Mike Pence Never Respected the Will of the 2012 Voters
Even though voters elected Democrat Glenda Ritz to be State Superintendent in 2012 knowing that the State Superintendent chairs the State Board of Education, Governor Pence and his supermajority in the legislature ignored the will of voters and passed a bill in 2015 to undermine her authority. The blatantly partisan bill started out to immediately remove her as chair in the middle of her first term, changing the rules without regard to the wishes of the 1.3 million voters who elected her. In doing this, Governor Pence ignored the fact that more voters cast ballots for her in the 2012 election for State Superintendent than voted for Mike Pence in the election for Governor.
This plan was just plain wrong. Changes in duties should never be implemented until after a subsequent election. Finally members of Mike Pence’s party in the legislature recognized this and delayed the change until after the 2016 election.
The bill passed gave the power to choose the chair to appointees on the State Board. Eight of the ten members are appointed by the Governor. Thus, the Governor’s bill directly reduced the power of the ballot box and gave the power to him. With this move, he diminished our democracy and the power of voters.
The November Election
I support non-sectarian, non-partisan public schools as the cornerstone of our democracy. I oppose the privatization of our public schools pushed by Mike Pence which cost Indiana taxpayers $53 million last year.

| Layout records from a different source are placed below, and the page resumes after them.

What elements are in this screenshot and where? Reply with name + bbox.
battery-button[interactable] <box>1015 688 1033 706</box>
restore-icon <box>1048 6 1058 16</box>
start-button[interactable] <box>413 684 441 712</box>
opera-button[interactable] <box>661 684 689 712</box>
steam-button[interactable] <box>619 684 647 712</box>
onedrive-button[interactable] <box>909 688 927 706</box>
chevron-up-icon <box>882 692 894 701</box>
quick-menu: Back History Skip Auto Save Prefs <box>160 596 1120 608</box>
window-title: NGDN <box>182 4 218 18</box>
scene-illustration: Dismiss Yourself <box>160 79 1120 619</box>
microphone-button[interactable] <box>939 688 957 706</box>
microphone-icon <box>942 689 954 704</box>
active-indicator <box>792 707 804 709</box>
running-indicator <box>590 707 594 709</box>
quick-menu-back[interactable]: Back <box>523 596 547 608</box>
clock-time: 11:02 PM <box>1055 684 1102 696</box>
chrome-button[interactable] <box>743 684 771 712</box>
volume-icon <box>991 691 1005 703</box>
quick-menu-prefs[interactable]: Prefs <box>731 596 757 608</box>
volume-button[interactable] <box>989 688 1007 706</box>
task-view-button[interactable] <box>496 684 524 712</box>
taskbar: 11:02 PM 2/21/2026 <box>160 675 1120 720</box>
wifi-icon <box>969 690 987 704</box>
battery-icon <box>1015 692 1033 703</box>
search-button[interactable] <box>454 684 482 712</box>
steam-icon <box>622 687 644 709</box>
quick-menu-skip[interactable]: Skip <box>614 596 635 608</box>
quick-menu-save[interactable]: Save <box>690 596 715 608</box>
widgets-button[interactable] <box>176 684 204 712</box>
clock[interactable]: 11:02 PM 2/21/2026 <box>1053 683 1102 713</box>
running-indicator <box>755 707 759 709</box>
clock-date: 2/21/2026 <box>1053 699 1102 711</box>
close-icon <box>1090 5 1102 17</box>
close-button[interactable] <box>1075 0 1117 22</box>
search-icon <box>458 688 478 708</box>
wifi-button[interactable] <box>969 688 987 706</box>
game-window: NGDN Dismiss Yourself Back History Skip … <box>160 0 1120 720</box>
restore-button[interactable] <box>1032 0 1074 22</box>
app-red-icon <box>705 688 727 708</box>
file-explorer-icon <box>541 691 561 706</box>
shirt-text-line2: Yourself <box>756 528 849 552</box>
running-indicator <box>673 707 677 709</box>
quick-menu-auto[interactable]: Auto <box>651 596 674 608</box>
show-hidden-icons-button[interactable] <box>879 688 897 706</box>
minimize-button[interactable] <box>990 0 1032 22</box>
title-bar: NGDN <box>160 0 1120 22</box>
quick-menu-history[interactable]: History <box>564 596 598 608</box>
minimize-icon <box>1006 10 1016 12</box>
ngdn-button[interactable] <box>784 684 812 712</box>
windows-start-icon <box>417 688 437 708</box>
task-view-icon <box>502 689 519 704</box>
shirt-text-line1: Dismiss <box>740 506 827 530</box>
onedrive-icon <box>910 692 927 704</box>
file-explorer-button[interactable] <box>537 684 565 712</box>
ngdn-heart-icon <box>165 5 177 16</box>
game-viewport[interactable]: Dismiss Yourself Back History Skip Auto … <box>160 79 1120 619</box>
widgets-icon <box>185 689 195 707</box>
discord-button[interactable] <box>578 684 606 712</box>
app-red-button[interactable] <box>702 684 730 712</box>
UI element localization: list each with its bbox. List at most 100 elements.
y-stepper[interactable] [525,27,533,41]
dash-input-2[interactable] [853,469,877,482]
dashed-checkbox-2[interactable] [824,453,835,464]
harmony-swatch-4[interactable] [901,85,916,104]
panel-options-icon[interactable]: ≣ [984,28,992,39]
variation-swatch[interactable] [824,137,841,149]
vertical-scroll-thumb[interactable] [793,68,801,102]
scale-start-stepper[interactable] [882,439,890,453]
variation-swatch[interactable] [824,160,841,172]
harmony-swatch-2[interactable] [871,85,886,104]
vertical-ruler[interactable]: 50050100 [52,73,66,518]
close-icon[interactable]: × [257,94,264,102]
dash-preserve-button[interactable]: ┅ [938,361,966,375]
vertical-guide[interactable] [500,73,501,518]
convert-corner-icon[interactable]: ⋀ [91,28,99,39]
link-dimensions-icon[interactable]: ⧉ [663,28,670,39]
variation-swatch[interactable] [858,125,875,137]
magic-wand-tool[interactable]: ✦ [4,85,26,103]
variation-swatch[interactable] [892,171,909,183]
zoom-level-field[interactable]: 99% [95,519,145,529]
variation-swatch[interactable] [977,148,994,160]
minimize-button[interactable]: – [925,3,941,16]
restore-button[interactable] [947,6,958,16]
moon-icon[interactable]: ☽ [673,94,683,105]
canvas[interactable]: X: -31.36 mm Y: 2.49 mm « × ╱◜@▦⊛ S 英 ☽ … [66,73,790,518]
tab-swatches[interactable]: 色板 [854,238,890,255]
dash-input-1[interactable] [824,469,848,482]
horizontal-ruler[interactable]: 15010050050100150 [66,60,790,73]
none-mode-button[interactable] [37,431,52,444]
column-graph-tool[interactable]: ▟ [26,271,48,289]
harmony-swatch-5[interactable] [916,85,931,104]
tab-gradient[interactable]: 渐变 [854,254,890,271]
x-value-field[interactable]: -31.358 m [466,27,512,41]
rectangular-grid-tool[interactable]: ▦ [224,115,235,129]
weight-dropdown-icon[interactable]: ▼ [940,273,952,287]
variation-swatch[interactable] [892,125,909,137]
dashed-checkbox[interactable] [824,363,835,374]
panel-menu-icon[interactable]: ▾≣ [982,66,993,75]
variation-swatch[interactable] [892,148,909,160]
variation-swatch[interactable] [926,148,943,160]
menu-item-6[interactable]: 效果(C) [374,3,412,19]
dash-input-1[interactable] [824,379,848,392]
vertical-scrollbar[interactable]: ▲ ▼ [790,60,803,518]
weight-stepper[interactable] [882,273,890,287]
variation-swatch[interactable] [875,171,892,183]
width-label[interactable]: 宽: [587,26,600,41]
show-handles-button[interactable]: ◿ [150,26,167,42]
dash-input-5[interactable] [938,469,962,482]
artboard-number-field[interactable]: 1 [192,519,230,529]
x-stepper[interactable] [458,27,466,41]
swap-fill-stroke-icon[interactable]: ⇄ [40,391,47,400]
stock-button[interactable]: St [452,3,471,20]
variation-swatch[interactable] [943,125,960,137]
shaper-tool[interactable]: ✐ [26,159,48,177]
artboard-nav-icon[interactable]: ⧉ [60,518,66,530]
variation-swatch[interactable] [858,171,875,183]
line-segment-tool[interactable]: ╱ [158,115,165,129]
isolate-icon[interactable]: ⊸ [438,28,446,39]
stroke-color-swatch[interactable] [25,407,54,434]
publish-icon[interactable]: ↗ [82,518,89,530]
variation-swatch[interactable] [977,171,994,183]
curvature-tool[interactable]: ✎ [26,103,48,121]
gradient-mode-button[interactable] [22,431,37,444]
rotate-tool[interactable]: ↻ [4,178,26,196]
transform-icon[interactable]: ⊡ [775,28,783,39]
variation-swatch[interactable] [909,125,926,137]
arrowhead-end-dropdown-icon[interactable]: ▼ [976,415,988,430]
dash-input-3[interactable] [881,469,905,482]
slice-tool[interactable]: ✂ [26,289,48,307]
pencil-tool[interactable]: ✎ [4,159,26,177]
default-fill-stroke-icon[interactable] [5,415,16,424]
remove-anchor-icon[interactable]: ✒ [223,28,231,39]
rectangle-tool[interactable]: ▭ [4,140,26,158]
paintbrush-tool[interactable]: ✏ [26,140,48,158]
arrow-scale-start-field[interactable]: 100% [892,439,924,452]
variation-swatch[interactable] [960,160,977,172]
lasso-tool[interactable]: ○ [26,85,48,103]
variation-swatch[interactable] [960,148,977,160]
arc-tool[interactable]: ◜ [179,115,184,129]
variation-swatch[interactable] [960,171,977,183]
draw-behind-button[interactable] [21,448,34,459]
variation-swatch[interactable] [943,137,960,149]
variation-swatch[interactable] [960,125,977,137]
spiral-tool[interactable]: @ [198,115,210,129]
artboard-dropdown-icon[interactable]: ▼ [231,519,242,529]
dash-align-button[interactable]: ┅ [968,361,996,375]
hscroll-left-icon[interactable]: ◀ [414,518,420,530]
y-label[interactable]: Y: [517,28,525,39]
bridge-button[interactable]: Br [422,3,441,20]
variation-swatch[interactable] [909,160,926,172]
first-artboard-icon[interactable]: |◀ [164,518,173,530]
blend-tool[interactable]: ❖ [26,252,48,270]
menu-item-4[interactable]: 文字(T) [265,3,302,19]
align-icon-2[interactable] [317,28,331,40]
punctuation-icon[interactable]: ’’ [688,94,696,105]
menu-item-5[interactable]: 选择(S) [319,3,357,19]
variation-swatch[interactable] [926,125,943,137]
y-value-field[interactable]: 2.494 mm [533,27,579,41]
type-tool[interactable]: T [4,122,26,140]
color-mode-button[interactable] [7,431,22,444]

I support public participation in choosing the State Superintendent of Public Instruction and leaving the power to choose the chair of the State Board of Education in the hands of the voters. I oppose dismantling voter control over the leadership of the State Board and giving the power to Governor Mike Pence.
Mike Pence has led the march toward privatization of Indiana’s public schools.
For the sake of supporting public education in Indiana’s bicentennial year, I strongly stand with the “Never Trump/Never Pence” camp in the fall election.
I urge all public school advocates to join me in protecting and prioritizing public education as it is attacked over and over again during this unprecedented political season.
Thanks for advocating in support of public education!
Best wishes,
Vic Smith
There is no link between “Vic’s Election Notes on Education” and any organization. Please contact me at vic790@aol.com to add an email address or to remove an address from the distribution list.
Some readers have asked about my background in Indiana public schools. Thanks for asking! Here is a brief bio:
I am a lifelong Hoosier and began teaching in 1969. I served as a social studies teacher, curriculum developer, state research and evaluation consultant, state social studies consultant, district social studies supervisor, assistant principal, principal, educational association staff member, and adjunct university professor. I worked for Garrett-Keyser-Butler Schools, the Indiana University Social Studies Development Center, the Indiana Department of Education, the Indianapolis Public Schools, IUPUI, and the Indiana Urban Schools Association, from which I retired as Associate Director in 2009. I hold three degrees: B.A. in Ed., Ball State University, 1969; M.S. in Ed., Indiana University, 1972; and Ed.D., Indiana University, 1977, along with a Teacher’s Life License and a Superintendent’s License, 1998. In 2013 I was honored to receive a Distinguished Alumni Award from the IU School of Education, and in 2014 I was honored to be named to the Teacher Education Hall of Fame by the Association for Teacher Education – Indiana.